This.
It may be a surprise to discover what “normal” means to car makers.
When it comes to warranty issues, it would be safest to assume “normal” means a car in mint condition with fresh oil and perfect fuel piped into the engine from the refinery lab next door, and running for weeks non-stop on rollers with the cruise control set at 42 mph so the transmission’s in lockup and the RPMs at 1,100, in a computer-chip-fabrication clean room at a consistent 68°F with humidity of 30 per cent. Anything else could be “severe.”
Go by the car’s dashboard oil-change indicator.
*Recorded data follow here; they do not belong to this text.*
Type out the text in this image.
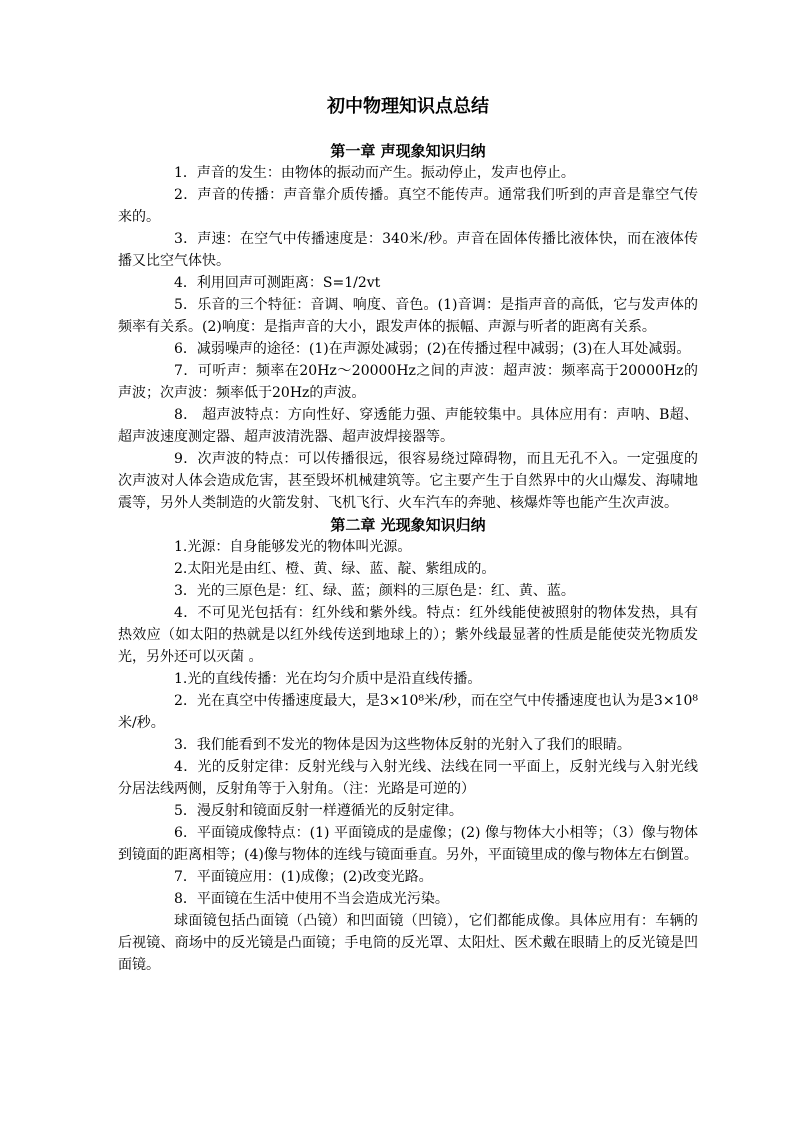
初中物理知识点总结
第一章 声现象知识归纳

1．声音的发生：由物体的振动而产生。振动停止，发声也停止。

2．声音的传播：声音靠介质传播。真空不能传声。通常我们听到的声音是靠空气传来的。

3．声速：在空气中传播速度是：340米/秒。声音在固体传播比液体快，而在液体传播又比空气体快。

4．利用回声可测距离：S=1/2vt

5．乐音的三个特征：音调、响度、音色。(1)音调：是指声音的高低，它与发声体的频率有关系。(2)响度：是指声音的大小，跟发声体的振幅、声源与听者的距离有关系。

6．减弱噪声的途径：(1)在声源处减弱；(2)在传播过程中减弱；(3)在人耳处减弱。

7．可听声：频率在20Hz～20000Hz之间的声波：超声波：频率高于20000Hz的声波；次声波：频率低于20Hz的声波。

8． 超声波特点：方向性好、穿透能力强、声能较集中。具体应用有：声呐、B超、超声波速度测定器、超声波清洗器、超声波焊接器等。

9．次声波的特点：可以传播很远，很容易绕过障碍物，而且无孔不入。一定强度的次声波对人体会造成危害，甚至毁坏机械建筑等。它主要产生于自然界中的火山爆发、海啸地震等，另外人类制造的火箭发射、飞机飞行、火车汽车的奔驰、核爆炸等也能产生次声波。

第二章 光现象知识归纳

1.光源：自身能够发光的物体叫光源。

2.太阳光是由红、橙、黄、绿、蓝、靛、紫组成的。

3．光的三原色是：红、绿、蓝；颜料的三原色是：红、黄、蓝。

4．不可见光包括有：红外线和紫外线。特点：红外线能使被照射的物体发热，具有热效应（如太阳的热就是以红外线传送到地球上的）；紫外线最显著的性质是能使荧光物质发光，另外还可以灭菌 。

1.光的直线传播：光在均匀介质中是沿直线传播。

2．光在真空中传播速度最大，是3×10⁸米/秒，而在空气中传播速度也认为是3×10⁸米/秒。

3．我们能看到不发光的物体是因为这些物体反射的光射入了我们的眼睛。

4．光的反射定律：反射光线与入射光线、法线在同一平面上，反射光线与入射光线分居法线两侧，反射角等于入射角。（注：光路是可逆的）

5．漫反射和镜面反射一样遵循光的反射定律。

6．平面镜成像特点：(1) 平面镜成的是虚像；(2) 像与物体大小相等；（3）像与物体到镜面的距离相等；(4)像与物体的连线与镜面垂直。另外，平面镜里成的像与物体左右倒置。

7．平面镜应用：(1)成像；(2)改变光路。

8．平面镜在生活中使用不当会造成光污染。

球面镜包括凸面镜（凸镜）和凹面镜（凹镜），它们都能成像。具体应用有：车辆的后视镜、商场中的反光镜是凸面镜；手电筒的反光罩、太阳灶、医术戴在眼睛上的反光镜是凹面镜。
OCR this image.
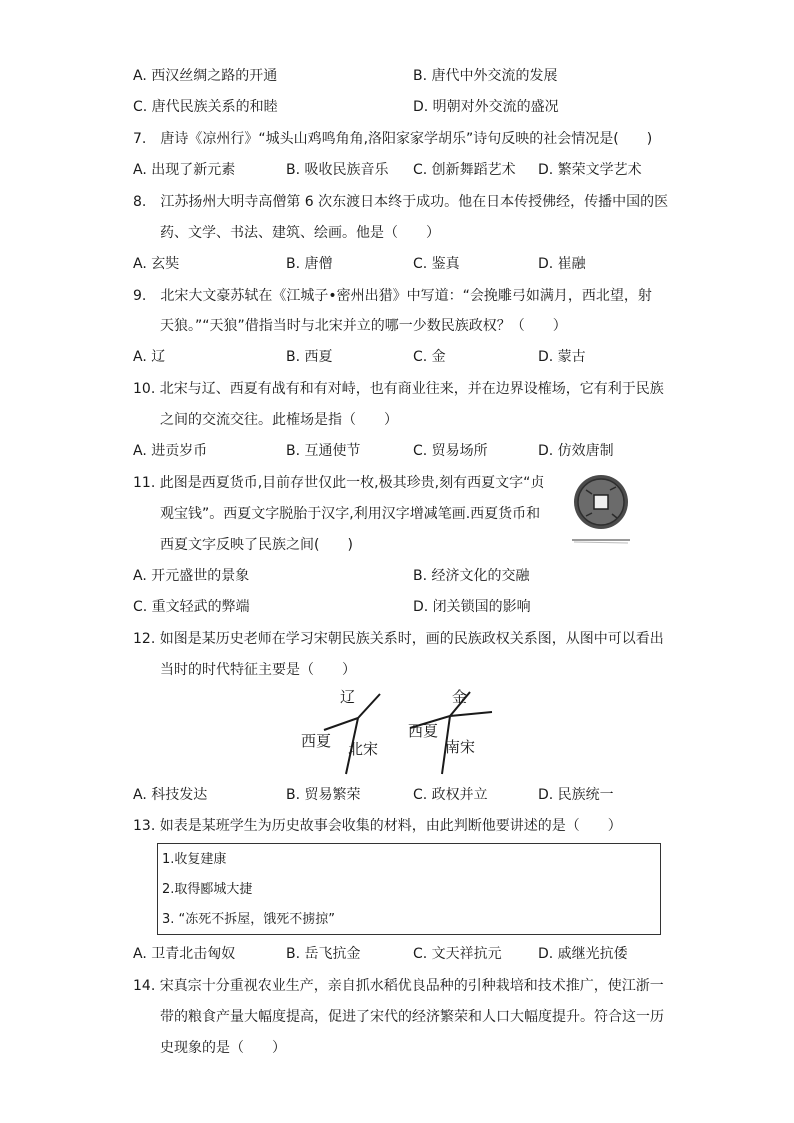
A. 西汉丝绸之路的开通	B. 唐代中外交流的发展
C. 唐代民族关系的和睦	D. 明朝对外交流的盛况
7.　唐诗《凉州行》“城头山鸡鸣角角,洛阳家家学胡乐”诗句反映的社会情况是(　　)
A. 出现了新元素	B. 吸收民族音乐 C. 创新舞蹈艺术 D. 繁荣文学艺术
8.　江苏扬州大明寺高僧第 6 次东渡日本终于成功。他在日本传授佛经，传播中国的医
药、文学、书法、建筑、绘画。他是（　　）
A. 玄奘	B. 唐僧	C. 鉴真	D. 崔融
9.　北宋大文豪苏轼在《江城子•密州出猎》中写道：“会挽雕弓如满月，西北望，射
天狼。”“天狼”借指当时与北宋并立的哪一少数民族政权？（　　）
A. 辽	B. 西夏	C. 金	D. 蒙古
10. 北宋与辽、西夏有战有和有对峙，也有商业往来，并在边界设榷场，它有利于民族
之间的交流交往。此榷场是指（　　）
A. 进贡岁币	B. 互通使节	C. 贸易场所	D. 仿效唐制
11. 此图是西夏货币,目前存世仅此一枚,极其珍贵,刻有西夏文字“贞
观宝钱”。西夏文字脱胎于汉字,利用汉字增减笔画.西夏货币和
西夏文字反映了民族之间(　　)
A. 开元盛世的景象	B. 经济文化的交融
C. 重文轻武的弊端	D. 闭关锁国的影响
12. 如图是某历史老师在学习宋朝民族关系时，画的民族政权关系图，从图中可以看出
当时的时代特征主要是（　　）
辽
西夏 北宋
金
西夏
南宋
A. 科技发达	B. 贸易繁荣	C. 政权并立	D. 民族统一
13. 如表是某班学生为历史故事会收集的材料，由此判断他要讲述的是（　　）
1.收复建康
2.取得郾城大捷
3. “冻死不拆屋，饿死不掳掠”
A. 卫青北击匈奴	B. 岳飞抗金	C. 文天祥抗元	D. 戚继光抗倭
14. 宋真宗十分重视农业生产，亲自抓水稻优良品种的引种栽培和技术推广，使江浙一
带的粮食产量大幅度提高，促进了宋代的经济繁荣和人口大幅度提升。符合这一历
史现象的是（　　）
I’m in Canada. All figures are changed from metric: I run synthetic motor oil, Mobil 1. Last spring I changed the oil, and 7,250 miles-and-change later, in early winter, the oil-change computer said change the oil. The computer is set up for conventional oil, so I waited until the indicator hit 0-per-cent remaining.
I sent a sample of the old oil to Blackstone Labs, because I wanted to know the difference between the oil-change computer’s commandment that in my car is set for conventional oil and the length I could extend the oil-change interval with synthetic.
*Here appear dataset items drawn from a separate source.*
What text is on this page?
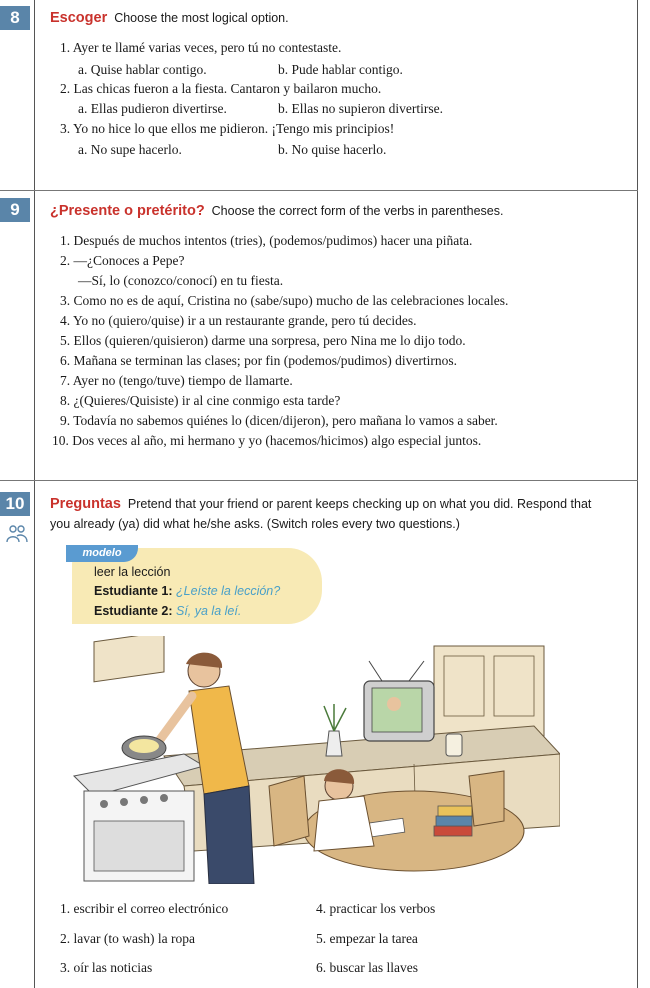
8	Escoger Choose the most logical option.
1. Ayer te llamé varias veces, pero tú no contestaste.
a. Quise hablar contigo.	b. Pude hablar contigo.
2. Las chicas fueron a la fiesta. Cantaron y bailaron mucho.
a. Ellas pudieron divertirse.	b. Ellas no supieron divertirse.
3. Yo no hice lo que ellos me pidieron. ¡Tengo mis principios!
a. No supe hacerlo.	b. No quise hacerlo.
9	¿Presente o pretérito? Choose the correct form of the verbs in parentheses.
1. Después de muchos intentos (tries), (podemos/pudimos) hacer una piñata.
2. —¿Conoces a Pepe?
—Sí, lo (conozco/conocí) en tu fiesta.
3. Como no es de aquí, Cristina no (sabe/supo) mucho de las celebraciones locales.
4. Yo no (quiero/quise) ir a un restaurante grande, pero tú decides.
5. Ellos (quieren/quisieron) darme una sorpresa, pero Nina me lo dijo todo.
6. Mañana se terminan las clases; por fin (podemos/pudimos) divertirnos.
7. Ayer no (tengo/tuve) tiempo de llamarte.
8. ¿(Quieres/Quisiste) ir al cine conmigo esta tarde?
9. Todavía no sabemos quiénes lo (dicen/dijeron), pero mañana lo vamos a saber.
10. Dos veces al año, mi hermano y yo (hacemos/hicimos) algo especial juntos.
10	Preguntas Pretend that your friend or parent keeps checking up on what you did. Respond that
you already (ya) did what he/she asks. (Switch roles every two questions.)
modelo
leer la lección
Estudiante 1: ¿Leíste la lección?
Estudiante 2: Sí, ya la leí.
1. escribir el correo electrónico	4. practicar los verbos
2. lavar (to wash) la ropa	5. empezar la tarea
3. oír las noticias	6. buscar las llaves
Blackstone replied that the oil had so much of its additives remaining and so few contaminants (listed and quantified) that I should be able to extend the next change to the 9,000-mile mark.
However, this winter has been particularly brutal, with –20°F to –35°F for weeks, then months, on end. The oil-change computer is counting down the percentages to the next oil change much, much faster than it did during the summer — it really is severe service — so I’m not going to wait any extra time to change the oil, despite it being synthetic. Any extra mileage I could achieve would be shortened, as well. But by how much? Who knows? Blackstone would, but the lab’s results aren’t instant and cost money.
The oil-change doohickey computes the oil-change interval not by any direct measurement of the oil but by the engine’s temperature over the long term, whether it achieved proper warm-ups, the ambient temperatures, the length of trips and so on (the driver’s manual is in the car, so I’m not going out to read it).
Blackstone’s confirming my guesstimate and the computer’s faster oil-change-countdown rate during this very cold winter give me more confidence that the computer’s oil-change countdown is accurate.
It may be worth mentioning that I don’t use the cheapest oil filters on the shelf.
The forums at bobistheoilguy.com (I am not a member and have nothing to do with it) provides lots of information.